Austria is dominated by farmland, lots of industrial hemp, and everything is leveled and measured. Lots of fields, few forests, little shade in which to shelter from the hot July sun. Many hunting pulpits, also in the form of trailers, sinister vehicles.  Almost no bodies of water at all, fresh water is hard to come by. In the evening it flashes on the horizon - will a storm and heavy rain come? On the third day I march late, I can't find a convenient place to install my hammock. Finally, out of fatigue I give up, I spot a makeshift hunting pulpit in a tree. I climb up there, but I don't manage to stretch the hammock well - it hangs like a bow like a flabby croissant. As I lie in it, half of my body - with one half-ass - is leaning against the makeshift seat in the tree pulpit. It's flashing in the distance, the wind is blowing, and I'm so tired that I don't have the strength to look for another place for the hammock. I legitimately don't sleep that night. My body is so monstrously uncomfortable, in this tree, in this spot from where the game was probably shot. The pain, the fatigue, the discomfort, the inability to sleep, the wind. I keep falling asleep for a few moments and waking up. Torture. I pray for the morning. Finally it comes. Before the sun even rises, I'm already packed and on my way. I watch the orange ball as it emerges from over the horizon and slowly rises. 

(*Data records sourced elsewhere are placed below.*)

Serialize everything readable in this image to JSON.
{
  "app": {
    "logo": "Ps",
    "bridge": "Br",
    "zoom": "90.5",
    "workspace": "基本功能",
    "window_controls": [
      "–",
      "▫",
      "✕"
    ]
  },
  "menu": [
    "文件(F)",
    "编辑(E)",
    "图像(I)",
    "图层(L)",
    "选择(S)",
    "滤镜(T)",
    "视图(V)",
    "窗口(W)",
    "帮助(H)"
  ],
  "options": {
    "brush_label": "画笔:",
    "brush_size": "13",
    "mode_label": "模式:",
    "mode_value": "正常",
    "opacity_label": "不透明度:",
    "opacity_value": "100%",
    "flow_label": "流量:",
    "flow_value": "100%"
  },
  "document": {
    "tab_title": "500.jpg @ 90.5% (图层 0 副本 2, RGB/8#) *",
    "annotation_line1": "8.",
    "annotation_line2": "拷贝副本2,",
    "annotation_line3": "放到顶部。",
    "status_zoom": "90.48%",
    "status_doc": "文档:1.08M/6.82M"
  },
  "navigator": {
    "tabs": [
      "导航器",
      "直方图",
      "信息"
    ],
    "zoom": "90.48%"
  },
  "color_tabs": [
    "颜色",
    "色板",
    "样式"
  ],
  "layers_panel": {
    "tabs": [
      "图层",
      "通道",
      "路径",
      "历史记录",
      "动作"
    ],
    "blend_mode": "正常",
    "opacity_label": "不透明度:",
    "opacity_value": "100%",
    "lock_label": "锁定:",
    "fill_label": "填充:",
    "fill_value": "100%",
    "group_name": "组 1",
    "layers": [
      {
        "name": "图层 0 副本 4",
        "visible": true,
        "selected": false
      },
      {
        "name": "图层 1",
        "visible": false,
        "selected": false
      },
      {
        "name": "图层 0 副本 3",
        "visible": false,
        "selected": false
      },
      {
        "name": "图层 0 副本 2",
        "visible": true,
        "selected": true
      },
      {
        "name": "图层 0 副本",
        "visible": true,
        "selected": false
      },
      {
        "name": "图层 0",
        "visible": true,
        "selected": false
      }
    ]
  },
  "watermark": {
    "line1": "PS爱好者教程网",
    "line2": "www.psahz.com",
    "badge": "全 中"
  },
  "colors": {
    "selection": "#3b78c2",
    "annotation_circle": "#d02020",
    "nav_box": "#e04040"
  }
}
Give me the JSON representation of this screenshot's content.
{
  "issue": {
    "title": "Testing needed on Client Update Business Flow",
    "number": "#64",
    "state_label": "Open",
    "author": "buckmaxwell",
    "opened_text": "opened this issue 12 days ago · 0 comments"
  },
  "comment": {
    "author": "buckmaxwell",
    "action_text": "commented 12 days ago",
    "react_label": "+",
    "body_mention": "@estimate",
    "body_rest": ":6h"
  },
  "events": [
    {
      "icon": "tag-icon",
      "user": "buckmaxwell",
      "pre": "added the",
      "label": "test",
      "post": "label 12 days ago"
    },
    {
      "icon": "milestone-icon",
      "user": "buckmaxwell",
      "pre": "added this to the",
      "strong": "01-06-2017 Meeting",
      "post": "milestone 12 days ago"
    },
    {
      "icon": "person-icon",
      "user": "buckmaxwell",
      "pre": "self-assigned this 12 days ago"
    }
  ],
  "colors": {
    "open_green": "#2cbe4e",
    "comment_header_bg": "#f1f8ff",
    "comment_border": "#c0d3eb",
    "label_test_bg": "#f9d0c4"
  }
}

It's about 10 a.m., the fourth day of the trek, when I reach the sacred spring in Mold. Blessing. I think about the sites of pagan practices like this one, which the Catholic Church has destroyed and seized. Under the watchful eye of the Virgin Mary trapped behind the bars of the shrine, I strip off my clothes and step under the stream of holy, invigorating, cold and pure water. In the afternoon I arrive in the vicinity of the symposium site. In the woods I find signposts leading there, but I still get lost. In the late afternoon I finish my march by reaching the site.